During the Best Supporting Actor rundown, I made the point that part of Mahershala Ali’s front-runner status was coming from how he’s handled the Green Book fiasco. Well, the reason Viggo Mortensen isn’t winning this award is because of how he’s handled the Green Book fiasco. I believe Mortensen had the better performance of himself and Ali, but the n-word controversy sunk his chances. For a refresher, during a Q&A Mortensen made use of the n-word in reference to his film Green Book. The film, set in the South during the 60’s, “examines” race. So it would be understandable if the actor had a slip of the tongue. But it was Mortensen digging in his heels, even after apologizing, that turned what was shaping up to be a career honor into a missed opportunity.

Bradley Cooper: A Star is Born

There’s not much distance separating the chances of Dafoe, Mortensen, or Cooper playing the upset card on Oscar Sunday. For Cooper, it’ll be especially disappointing. After missing out on a Best Director nomination, he’s a distant third in the Best Actor rankings, and might be a distant fourth for Best Picture. Unlike Dafoe who will leave the Oscars as “only” 0 for 4, Cooper will not only leave as 0 for 4 in acting, but as 0 for 7 overall. And honestly, there’s no real sense why Cooper isn’t deeper into this race. A Star is Born entered TIFF as the clear Best Picture front runner. But when it failed to place at the audience awards, that spelled the first sense of danger (I was there for those awards; there was shock during and after at the reception). Whatever happened, Cooper will be waiting another year for a chance to walk across that stage.

Christian Bale: Vice

Christian Bale is the only former winner in this category (winning Best Supporting Actor for The Fighter in 2010). Known as a chameleon, he’s willing to gain and drop weight at any moment for a role. Here, he turned his attention to playing former Vice President Dick Cheney. And though Bale did wear a fat suit for the part, he also gained the weight as well. The role feels tailor made, literally, for the Oscars. Yet, a year after Gary Oldman won his Academy Award for donning a fat suit and prosthetics as Winston Churchill, Bale hasn’t been able to find the same momentum.
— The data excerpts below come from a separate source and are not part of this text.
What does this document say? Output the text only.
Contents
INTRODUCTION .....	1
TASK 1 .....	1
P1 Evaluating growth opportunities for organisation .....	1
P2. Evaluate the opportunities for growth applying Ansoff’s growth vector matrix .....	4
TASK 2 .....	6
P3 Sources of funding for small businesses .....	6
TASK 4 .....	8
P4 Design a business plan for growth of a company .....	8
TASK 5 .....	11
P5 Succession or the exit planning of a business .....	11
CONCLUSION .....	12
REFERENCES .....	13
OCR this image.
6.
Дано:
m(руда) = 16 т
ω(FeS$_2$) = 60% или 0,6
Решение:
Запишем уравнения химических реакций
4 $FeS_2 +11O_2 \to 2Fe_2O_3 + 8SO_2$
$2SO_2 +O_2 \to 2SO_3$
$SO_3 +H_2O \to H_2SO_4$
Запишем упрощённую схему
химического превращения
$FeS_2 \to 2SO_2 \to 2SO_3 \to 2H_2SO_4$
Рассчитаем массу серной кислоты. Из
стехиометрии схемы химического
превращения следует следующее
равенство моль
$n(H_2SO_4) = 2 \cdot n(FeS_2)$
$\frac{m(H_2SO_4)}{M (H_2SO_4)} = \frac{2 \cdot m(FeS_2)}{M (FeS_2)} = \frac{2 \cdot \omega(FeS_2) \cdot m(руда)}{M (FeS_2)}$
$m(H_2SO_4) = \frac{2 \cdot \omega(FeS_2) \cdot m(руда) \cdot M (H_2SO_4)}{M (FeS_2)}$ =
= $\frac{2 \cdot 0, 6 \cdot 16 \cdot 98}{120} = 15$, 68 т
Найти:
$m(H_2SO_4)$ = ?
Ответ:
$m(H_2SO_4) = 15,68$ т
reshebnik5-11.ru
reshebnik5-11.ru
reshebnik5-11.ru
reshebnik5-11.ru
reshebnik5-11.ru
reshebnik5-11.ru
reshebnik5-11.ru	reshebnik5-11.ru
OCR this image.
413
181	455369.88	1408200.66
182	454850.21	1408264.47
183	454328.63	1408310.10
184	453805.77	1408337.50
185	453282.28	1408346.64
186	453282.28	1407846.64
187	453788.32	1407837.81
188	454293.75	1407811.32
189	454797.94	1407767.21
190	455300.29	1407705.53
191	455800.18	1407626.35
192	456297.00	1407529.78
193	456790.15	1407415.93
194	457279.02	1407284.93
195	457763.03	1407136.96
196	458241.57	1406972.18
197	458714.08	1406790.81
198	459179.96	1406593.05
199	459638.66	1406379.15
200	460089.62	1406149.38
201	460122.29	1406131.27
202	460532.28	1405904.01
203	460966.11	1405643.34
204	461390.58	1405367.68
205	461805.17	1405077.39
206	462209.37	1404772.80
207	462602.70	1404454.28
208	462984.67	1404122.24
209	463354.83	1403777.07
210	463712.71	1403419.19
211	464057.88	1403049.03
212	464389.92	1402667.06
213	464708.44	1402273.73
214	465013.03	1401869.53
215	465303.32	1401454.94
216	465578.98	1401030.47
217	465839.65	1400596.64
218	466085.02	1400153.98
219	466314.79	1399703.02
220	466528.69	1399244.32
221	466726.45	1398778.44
At multiple points in this race, it’s felt like Bale’s to lose. Nevertheless, after winning at the Golden Globes, he then lost at SAG and then the BAFTA’s. It just doesn’t feel like it’s in the cards for him, but at this point, we’ve moved to the moment where it might be a shock even if he did win.

Rami Malek: Bohemian Rhapsody

To the surprise of many, including myself, Rami Malek has somehow emerged as the Best Actor front runner. With an admittedly stellar performance as Freddie Mercury, and wins at SAG and the BAFTA’s, it’s difficult to see where or how Malek could lose. He and his film have withstood the Bryan Singer controversy, and no other contender (other than Bale) has seemed like a legitimate spoiler. Of the relatively “unpredictable” categories, Best Actor is the least unpredictable. So, apologies for the short and anti-climactic conclusion of this rundown, but long live the Queen.